Request By:
Honorable George M. McClure, III
Boyle County Attorney
Courthouse
Danville, Kentucky 40422
Opinion
Opinion By: Steven L. Beshear, Attorney General; By: Suzanne Guss, Assistant Attorney General
We are in receipt of your request for an opinion of this office as to whether, in a DUI prosecution, the prosecution witness (police officer) is prohibited from testifying that the defendant refused to take a breathalyzer test. You have stated that juries are aware of the fact that such tests are routinely given and the absence of testimony regarding the use or non-use of the test leaves the factfinder in a quandary.
A recent United States Supreme Court case addresses this issue.
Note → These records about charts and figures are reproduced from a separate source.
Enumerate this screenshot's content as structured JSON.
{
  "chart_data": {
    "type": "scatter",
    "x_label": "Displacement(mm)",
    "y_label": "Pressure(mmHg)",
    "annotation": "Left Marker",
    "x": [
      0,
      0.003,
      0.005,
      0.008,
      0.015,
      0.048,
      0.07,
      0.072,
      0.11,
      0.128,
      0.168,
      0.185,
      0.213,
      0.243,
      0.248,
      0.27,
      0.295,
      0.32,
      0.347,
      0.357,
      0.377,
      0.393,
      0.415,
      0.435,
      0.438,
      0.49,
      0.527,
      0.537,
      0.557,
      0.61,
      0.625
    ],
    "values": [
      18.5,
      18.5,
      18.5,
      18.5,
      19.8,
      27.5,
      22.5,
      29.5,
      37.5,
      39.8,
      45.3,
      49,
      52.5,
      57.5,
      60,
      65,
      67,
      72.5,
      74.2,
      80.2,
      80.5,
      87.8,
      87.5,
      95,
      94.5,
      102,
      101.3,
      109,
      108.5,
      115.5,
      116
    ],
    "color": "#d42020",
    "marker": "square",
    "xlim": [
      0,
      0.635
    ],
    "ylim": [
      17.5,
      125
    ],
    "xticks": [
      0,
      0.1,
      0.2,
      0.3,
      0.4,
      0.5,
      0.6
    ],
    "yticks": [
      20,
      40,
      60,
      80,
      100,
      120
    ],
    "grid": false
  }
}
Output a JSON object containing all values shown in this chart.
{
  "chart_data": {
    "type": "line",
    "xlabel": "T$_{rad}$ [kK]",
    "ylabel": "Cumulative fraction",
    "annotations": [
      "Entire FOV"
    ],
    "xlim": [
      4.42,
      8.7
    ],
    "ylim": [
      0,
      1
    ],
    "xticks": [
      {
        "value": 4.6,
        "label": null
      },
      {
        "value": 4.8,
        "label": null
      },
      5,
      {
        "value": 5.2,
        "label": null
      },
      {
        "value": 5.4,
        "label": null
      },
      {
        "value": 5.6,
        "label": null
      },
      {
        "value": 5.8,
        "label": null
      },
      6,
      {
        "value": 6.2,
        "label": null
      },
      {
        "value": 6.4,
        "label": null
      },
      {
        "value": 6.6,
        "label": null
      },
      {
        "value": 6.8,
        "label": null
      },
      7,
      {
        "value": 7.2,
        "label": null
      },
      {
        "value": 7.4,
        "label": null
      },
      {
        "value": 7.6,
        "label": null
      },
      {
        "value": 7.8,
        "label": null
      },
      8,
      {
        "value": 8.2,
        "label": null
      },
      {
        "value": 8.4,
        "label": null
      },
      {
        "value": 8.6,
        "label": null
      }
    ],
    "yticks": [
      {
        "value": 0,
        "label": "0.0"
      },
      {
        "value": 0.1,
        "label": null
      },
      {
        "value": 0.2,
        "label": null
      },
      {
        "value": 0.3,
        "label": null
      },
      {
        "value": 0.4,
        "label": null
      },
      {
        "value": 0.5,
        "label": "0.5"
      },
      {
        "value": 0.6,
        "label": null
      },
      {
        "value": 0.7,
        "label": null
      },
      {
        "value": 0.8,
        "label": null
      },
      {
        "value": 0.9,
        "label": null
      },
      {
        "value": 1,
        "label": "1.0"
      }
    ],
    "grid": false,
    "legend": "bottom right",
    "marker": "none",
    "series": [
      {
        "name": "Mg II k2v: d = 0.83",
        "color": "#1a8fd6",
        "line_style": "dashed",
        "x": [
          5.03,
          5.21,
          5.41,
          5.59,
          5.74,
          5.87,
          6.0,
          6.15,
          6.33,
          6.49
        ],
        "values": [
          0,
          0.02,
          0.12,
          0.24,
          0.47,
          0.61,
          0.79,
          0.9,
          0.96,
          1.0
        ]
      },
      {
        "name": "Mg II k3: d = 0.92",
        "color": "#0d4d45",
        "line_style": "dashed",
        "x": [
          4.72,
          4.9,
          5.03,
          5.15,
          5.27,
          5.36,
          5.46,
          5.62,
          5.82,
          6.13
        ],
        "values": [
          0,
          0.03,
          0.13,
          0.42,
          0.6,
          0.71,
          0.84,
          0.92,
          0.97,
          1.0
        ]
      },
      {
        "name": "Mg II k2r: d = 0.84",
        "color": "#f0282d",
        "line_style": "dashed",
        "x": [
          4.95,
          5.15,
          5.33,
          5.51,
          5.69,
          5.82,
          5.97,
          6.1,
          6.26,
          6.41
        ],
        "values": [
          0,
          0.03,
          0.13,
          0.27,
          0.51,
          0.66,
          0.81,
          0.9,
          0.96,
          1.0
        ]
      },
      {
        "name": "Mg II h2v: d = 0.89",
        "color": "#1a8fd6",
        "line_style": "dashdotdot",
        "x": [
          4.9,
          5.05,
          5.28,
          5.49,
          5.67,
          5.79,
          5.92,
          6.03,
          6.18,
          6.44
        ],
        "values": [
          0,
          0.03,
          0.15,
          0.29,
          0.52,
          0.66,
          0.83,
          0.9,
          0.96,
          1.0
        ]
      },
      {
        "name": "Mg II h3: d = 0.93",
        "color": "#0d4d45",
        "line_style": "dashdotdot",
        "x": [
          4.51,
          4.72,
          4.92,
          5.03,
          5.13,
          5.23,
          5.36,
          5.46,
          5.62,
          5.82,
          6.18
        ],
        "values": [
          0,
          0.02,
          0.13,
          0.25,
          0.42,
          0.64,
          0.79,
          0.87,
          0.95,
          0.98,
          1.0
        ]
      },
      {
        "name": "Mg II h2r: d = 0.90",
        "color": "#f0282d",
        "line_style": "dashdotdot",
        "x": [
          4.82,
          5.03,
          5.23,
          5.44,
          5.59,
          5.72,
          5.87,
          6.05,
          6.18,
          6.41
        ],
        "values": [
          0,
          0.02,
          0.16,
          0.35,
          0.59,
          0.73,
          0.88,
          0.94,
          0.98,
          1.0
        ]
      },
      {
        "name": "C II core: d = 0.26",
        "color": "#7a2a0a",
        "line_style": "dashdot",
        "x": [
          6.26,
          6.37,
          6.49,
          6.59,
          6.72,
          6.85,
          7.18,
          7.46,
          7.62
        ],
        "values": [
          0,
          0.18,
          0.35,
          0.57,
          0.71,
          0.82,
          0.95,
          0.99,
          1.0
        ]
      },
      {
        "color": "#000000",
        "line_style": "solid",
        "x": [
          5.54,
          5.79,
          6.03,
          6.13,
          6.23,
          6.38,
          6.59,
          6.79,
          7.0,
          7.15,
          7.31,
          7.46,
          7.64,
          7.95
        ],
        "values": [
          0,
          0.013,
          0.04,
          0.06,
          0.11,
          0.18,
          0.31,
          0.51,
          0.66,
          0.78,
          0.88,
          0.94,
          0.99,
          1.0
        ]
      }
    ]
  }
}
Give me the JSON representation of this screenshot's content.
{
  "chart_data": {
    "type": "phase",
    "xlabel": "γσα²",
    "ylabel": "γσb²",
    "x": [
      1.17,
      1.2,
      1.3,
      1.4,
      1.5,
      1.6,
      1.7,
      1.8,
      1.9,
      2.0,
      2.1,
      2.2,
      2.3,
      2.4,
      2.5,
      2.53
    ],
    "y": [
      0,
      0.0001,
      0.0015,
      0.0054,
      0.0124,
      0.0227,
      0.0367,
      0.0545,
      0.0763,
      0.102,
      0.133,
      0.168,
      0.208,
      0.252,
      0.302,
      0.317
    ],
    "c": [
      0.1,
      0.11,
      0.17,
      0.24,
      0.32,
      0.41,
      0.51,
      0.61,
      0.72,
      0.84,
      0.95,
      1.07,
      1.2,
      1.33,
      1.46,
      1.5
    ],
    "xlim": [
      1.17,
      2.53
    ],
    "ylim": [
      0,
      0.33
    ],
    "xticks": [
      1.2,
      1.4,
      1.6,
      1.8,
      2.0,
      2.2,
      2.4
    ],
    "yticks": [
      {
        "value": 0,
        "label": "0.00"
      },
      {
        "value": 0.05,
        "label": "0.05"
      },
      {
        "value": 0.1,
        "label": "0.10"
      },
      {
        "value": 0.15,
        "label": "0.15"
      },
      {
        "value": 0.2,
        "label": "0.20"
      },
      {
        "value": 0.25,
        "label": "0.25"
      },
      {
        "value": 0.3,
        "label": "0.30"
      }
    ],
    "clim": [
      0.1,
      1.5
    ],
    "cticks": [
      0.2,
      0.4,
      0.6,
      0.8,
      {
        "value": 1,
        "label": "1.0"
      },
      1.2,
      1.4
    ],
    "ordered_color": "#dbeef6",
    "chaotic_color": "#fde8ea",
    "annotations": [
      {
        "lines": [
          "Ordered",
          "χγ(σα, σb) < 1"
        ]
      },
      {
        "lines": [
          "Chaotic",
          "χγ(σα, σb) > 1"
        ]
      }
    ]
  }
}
In South Dakota v. Neville, Slip Opinion No. 81-1453 (February 22, 1983), the Court held that "a refusal to take a blood-alcohol test, after a police officer has lawfully requested it, is not an act coerced by the officer, and thus is not protected by the privilege against self-incrimination." Id. at 11. Accordingly, admission of evidence of the defendant's refusal to take the test would not violate the Fifth Amendment privilege against self-incrimination. South Dakota v. Neville, supra, appears to overrule the Kentucky case Hovious v. Riley, Ky., 403 S.W.2d 17 (1966).
The Supreme Court also held that use of the evidence of refusal after a warning by a police officer that the driver's refusal could result in loss of his license did not violate the Due Process Clause. Since KRS 186.565(3) requires such warning, use of evidence of refusal in this state comports with the fundamental fairness required by Due Process.